Development needs to be regulated.

‘We need to build back the capacity of the African state!’ These are the words of Zambian economist Grieve Chelwa. The consequences of the neoliberal reform agenda have been severe in many African countries. In order to let ‘the invisible hand of the market’ do its business, state capacities to regulate and enforce, for example environmental protection and labour conditions, have been diminished.

However, the sheer quantity and variety of Chinese, as well as other countries’, economic actors make regulatory regimes from the local to the global necessary. Development actors can only be met on eye level by African governments when they are able to enforce the regulations meant to protect people and public goods.

Takeaway question: Is the state able to represent public interests vis-à-vis development?

Development requires an independent civil society.

Just as Chinese companies have been invited to internationalise by the Chinese government, Chinese civil society organisations have also been invited to ‘go out’ from the top-down. Civil society, as recent documents by the Chinese Ministries of Commerce and the Environment have illustrated, is allocated a secondary role in order to ensure the ‘green’ implementation of, for instance, BRI projects and help protect the reputation of Chinese economic actors overseas.

This official understanding of civil society participation makes alternative dialogue forums for civil society, including organisations from China, necessary. Obviously, the proximity to the party-state might help and even protect companies and civil society organisations in China. Overseas, on the contrary, this proximity rather disrupts their work and can be detrimental to building trustful transnational civil society relations.

Takeaway question: How can civil society be strengthened with regard to development?

Development is relative to power.

Africa-China relations are not only about diplomacy, governments and large scale state-owned companies. They are not only about dominating Chinese actors and accommodating African individuals. The relations are also made up of people with different power differentials: for example, Chinese businessmen, African subcontractors, Chinese migrant labourers and African businesswomen.

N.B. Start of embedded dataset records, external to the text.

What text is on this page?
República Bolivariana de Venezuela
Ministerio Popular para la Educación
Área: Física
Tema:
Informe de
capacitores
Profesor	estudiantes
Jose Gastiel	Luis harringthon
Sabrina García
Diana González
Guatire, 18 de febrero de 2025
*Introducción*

The analysis of Africa-China relations and development projects needs to be diversified and differentiated. It needs to follow up on Africans in China, ‘black boxes’ like the inner workings of Chinese state-owned companies and ‘the invisible’ at the margin of large scale development projects.

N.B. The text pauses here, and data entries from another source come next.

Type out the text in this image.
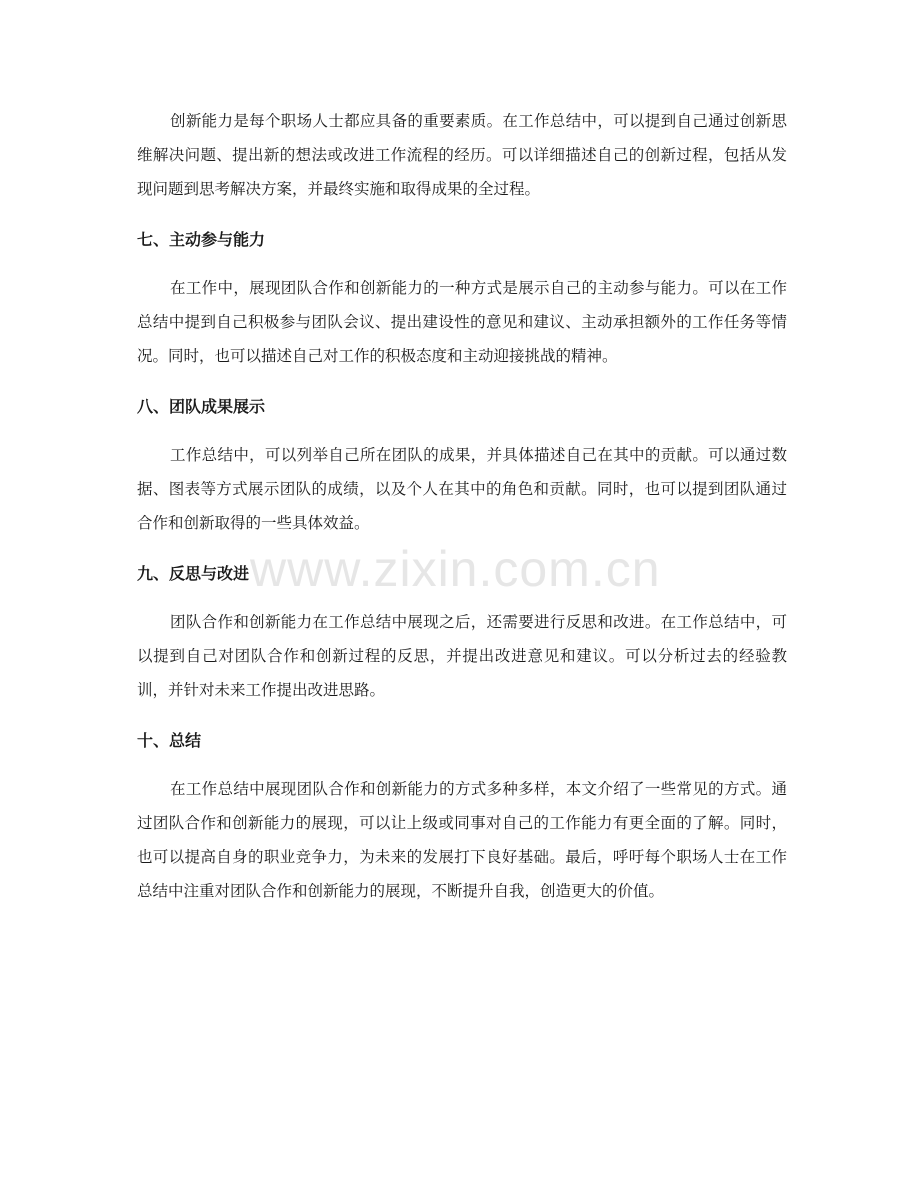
www.zixin.com.cn

创新能力是每个职场人士都应具备的重要素质。在工作总结中，可以提到自己通过创新思维解决问题、提出新的想法或改进工作流程的经历。可以详细描述自己的创新过程，包括从发现问题到思考解决方案，并最终实施和取得成果的全过程。

七、主动参与能力

在工作中，展现团队合作和创新能力的一种方式是展示自己的主动参与能力。可以在工作总结中提到自己积极参与团队会议、提出建设性的意见和建议、主动承担额外的工作任务等情况。同时，也可以描述自己对工作的积极态度和主动迎接挑战的精神。

八、团队成果展示

工作总结中，可以列举自己所在团队的成果，并具体描述自己在其中的贡献。可以通过数据、图表等方式展示团队的成绩，以及个人在其中的角色和贡献。同时，也可以提到团队通过合作和创新取得的一些具体效益。

九、反思与改进

团队合作和创新能力在工作总结中展现之后，还需要进行反思和改进。在工作总结中，可以提到自己对团队合作和创新过程的反思，并提出改进意见和建议。可以分析过去的经验教训，并针对未来工作提出改进思路。

十、总结

在工作总结中展现团队合作和创新能力的方式多种多样，本文介绍了一些常见的方式。通过团队合作和创新能力的展现，可以让上级或同事对自己的工作能力有更全面的了解。同时，也可以提高自身的职业竞争力，为未来的发展打下良好基础。最后，呼吁每个职场人士在工作总结中注重对团队合作和创新能力的展现，不断提升自我，创造更大的价值。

Takeaway question: What constitutes power and agency in development?

There is no ‘one story’ of development.

Promoting one’s own concepts has been a widely used measure of international soft power. In Africa-China relations ‘friendship’, 友谊, and ‘win-win’, 双赢, are very prominent. These concepts open up narrative pathways for the Chinese government to ‘tell China’s story well’, 讲好中国故事.

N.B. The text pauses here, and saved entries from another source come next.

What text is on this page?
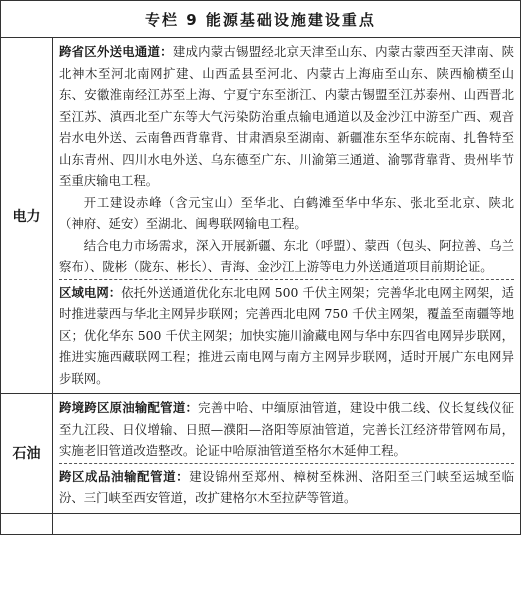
专栏 9 能源基础设施建设重点	
电力	跨省区外送电通道：建成内蒙古锡盟经北京天津至山东、内蒙古蒙西至天津南、陕北神木至河北南网扩建、山西孟县至河北、内蒙古上海庙至山东、陕西榆横至山东、安徽淮南经江苏至上海、宁夏宁东至浙江、内蒙古锡盟至江苏泰州、山西晋北至江苏、滇西北至广东等大气污染防治重点输电通道以及金沙江中游至广西、观音岩水电外送、云南鲁西背靠背、甘肃酒泉至湖南、新疆准东至华东皖南、扎鲁特至山东青州、四川水电外送、乌东德至广东、川渝第三通道、渝鄂背靠背、贵州毕节至重庆输电工程。

开工建设赤峰（含元宝山）至华北、白鹤滩至华中华东、张北至北京、陕北（神府、延安）至湖北、闽粤联网输电工程。

结合电力市场需求，深入开展新疆、东北（呼盟）、蒙西（包头、阿拉善、乌兰察布）、陇彬（陇东、彬长）、青海、金沙江上游等电力外送通道项目前期论证。

区域电网：依托外送通道优化东北电网 500 千伏主网架；完善华北电网主网架，适时推进蒙西与华北主网异步联网；完善西北电网 750 千伏主网架，覆盖至南疆等地区；优化华东 500 千伏主网架；加快实施川渝藏电网与华中东四省电网异步联网，推进实施西藏联网工程；推进云南电网与南方主网异步联网，适时开展广东电网异步联网。

石油	跨境跨区原油输配管道：完善中哈、中缅原油管道，建设中俄二线、仪长复线仪征至九江段、日仪增输、日照—濮阳—洛阳等原油管道，完善长江经济带管网布局，实施老旧管道改造整改。论证中哈原油管道至格尔木延伸工程。
跨区成品油输配管道：建设锦州至郑州、樟树至株洲、洛阳至三门峡至运城至临汾、三门峡至西安管道，改扩建格尔木至拉萨等管道。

However, we need to get to a point of 真讲非洲故事, ‘really telling Africa’s story’. This includes talking about the durabilities of European colonialism, the hierarchies of capitalist exploitation by the Global North and also the negative impacts of Chinese investment. Therefore, African local knowledge should be strengthened and its voices amplified. Moreover, partners in ‘development’ should be clear about what they mean by the concept, aligning their understandings of development to reach a common goal.

Takeaway question: Who tells the story of development?

Development is about people.

The imperial practice of raw material extraction and immediate export has to end. African countries have to shoulder the social and environmental damage of, for example, industrial mining disproportionately. Value chains should be moved closer to their origins, enabling more people in African countries to generate a livelihood from the resources in the continent’s soil.

African businesses should be supported in order to diversify their economies. Development should not be aligned with consumers’ demands in China or the Global North but the position of African suppliers in the globalised economy. Development needs to be re-centred on local populations, in the words of Zambian civil society advocate Laura Miti, and I quote, ‘deliver to the people!’

Takeaway question: Does development improve local livelihoods?

Thank you very much for your attention. I am looking forward to our conference.